Highest Common Factor of 755, 802, 575, 24 using Euclid's algorithm

Created By : Jatin Gogia

Reviewed By : Rajasekhar Valipishetty

Last Updated : Apr 06, 2023


HCF Calculator using the Euclid Division Algorithm helps you to find the Highest common factor (HCF) easily for 755, 802, 575, 24 i.e. 1 the largest integer that leaves a remainder zero for all numbers.

HCF of 755, 802, 575, 24 is 1 the largest number which exactly divides all the numbers i.e. where the remainder is zero. Let us get into the working of this example.

Consider we have numbers 755, 802, 575, 24 and we need to find the HCF of these numbers. To do so, we need to choose the largest integer first and then as per Euclid's Division Lemma a = bq + r where 0 ≤ r ≤ b

Highest common factor (HCF) of 755, 802, 575, 24 is 1.

HCF(755, 802, 575, 24) = 1

HCF of 755, 802, 575, 24 using Euclid's algorithm

Highest common factor or Highest common divisor (hcd) can be calculated by Euclid's algotithm.

HCF of:

Highest common factor (HCF) of 755, 802, 575, 24 is 1.

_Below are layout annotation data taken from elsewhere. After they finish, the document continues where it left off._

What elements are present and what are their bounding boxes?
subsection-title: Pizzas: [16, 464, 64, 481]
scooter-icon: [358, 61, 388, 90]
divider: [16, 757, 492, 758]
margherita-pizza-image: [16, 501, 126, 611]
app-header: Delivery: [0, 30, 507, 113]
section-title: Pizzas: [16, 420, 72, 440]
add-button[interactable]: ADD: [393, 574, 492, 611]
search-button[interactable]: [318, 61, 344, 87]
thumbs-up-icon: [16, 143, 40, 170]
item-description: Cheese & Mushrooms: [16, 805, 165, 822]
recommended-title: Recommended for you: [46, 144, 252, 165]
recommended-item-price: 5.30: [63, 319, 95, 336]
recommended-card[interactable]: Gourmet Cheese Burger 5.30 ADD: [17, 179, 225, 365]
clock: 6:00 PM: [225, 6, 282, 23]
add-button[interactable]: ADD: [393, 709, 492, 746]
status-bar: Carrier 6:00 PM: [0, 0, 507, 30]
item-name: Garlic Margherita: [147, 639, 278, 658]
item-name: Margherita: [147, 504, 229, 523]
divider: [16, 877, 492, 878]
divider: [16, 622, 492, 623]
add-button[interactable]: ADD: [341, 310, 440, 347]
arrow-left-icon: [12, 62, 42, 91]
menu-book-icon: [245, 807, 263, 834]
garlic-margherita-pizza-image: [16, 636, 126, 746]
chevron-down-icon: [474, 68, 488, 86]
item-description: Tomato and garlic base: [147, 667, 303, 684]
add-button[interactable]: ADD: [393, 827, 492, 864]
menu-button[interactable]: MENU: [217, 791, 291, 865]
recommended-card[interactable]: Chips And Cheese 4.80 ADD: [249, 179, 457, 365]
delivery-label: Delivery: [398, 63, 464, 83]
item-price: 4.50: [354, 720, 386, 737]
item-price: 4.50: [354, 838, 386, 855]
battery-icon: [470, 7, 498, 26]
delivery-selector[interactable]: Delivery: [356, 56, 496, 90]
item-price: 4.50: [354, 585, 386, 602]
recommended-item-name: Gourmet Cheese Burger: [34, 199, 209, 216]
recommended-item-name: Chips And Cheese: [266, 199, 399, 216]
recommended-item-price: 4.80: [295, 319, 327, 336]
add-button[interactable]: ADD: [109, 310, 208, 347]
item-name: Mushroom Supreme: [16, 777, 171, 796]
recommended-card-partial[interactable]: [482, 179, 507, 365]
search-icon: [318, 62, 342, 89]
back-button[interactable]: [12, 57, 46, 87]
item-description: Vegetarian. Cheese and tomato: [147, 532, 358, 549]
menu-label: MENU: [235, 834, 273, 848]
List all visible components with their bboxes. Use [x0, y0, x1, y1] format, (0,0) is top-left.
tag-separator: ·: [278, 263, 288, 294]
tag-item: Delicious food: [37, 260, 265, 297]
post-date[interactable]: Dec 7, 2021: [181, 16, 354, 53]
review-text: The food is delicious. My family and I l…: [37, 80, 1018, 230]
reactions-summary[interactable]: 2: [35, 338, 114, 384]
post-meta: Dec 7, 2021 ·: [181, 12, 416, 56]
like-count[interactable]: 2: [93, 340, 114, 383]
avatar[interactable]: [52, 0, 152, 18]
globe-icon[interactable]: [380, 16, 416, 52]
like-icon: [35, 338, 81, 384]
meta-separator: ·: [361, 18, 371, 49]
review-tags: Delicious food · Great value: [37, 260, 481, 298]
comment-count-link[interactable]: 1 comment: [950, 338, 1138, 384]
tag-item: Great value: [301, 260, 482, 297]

Highest Common Factor of 755,802,575,24 using Euclid's algorithm

Highest Common Factor of 755,802,575,24 is 1

Step 1: Since 802 > 755, we apply the division lemma to 802 and 755, to get

802 = 755 x 1 + 47

Step 2: Since the reminder 755 ≠ 0, we apply division lemma to 47 and 755, to get

755 = 47 x 16 + 3

Step 3: We consider the new divisor 47 and the new remainder 3, and apply the division lemma to get

47 = 3 x 15 + 2

We consider the new divisor 3 and the new remainder 2,and apply the division lemma to get

3 = 2 x 1 + 1

We consider the new divisor 2 and the new remainder 1,and apply the division lemma to get

2 = 1 x 2 + 0

The remainder has now become zero, so our procedure stops. Since the divisor at this stage is 1, the HCF of 755 and 802 is 1

Notice that 1 = HCF(2,1) = HCF(3,2) = HCF(47,3) = HCF(755,47) = HCF(802,755) .


We can take hcf of as 1st numbers and next number as another number to apply in Euclidean lemma

Step 1: Since 575 > 1, we apply the division lemma to 575 and 1, to get

575 = 1 x 575 + 0

The remainder has now become zero, so our procedure stops. Since the divisor at this stage is 1, the HCF of 1 and 575 is 1

Notice that 1 = HCF(575,1) .


We can take hcf of as 1st numbers and next number as another number to apply in Euclidean lemma

Step 1: Since 24 > 1, we apply the division lemma to 24 and 1, to get

24 = 1 x 24 + 0

The remainder has now become zero, so our procedure stops. Since the divisor at this stage is 1, the HCF of 1 and 24 is 1

Notice that 1 = HCF(24,1) .

HCF using Euclid's Algorithm Calculation Examples

Frequently Asked Questions on HCF of 755, 802, 575, 24 using Euclid's Algorithm

1. What is the Euclid division algorithm?

Answer: Euclid's Division Algorithm is a technique to compute the Highest Common Factor (HCF) of given positive integers.

2. what is the HCF of 755, 802, 575, 24?

Answer: HCF of 755, 802, 575, 24 is 1 the largest number that divides all the numbers leaving a remainder zero.

3. How to find HCF of 755, 802, 575, 24 using Euclid's Algorithm?

Answer: For arbitrary numbers 755, 802, 575, 24 apply Euclid’s Division Lemma in succession until you obtain a remainder zero. HCF is the remainder in the last but one step.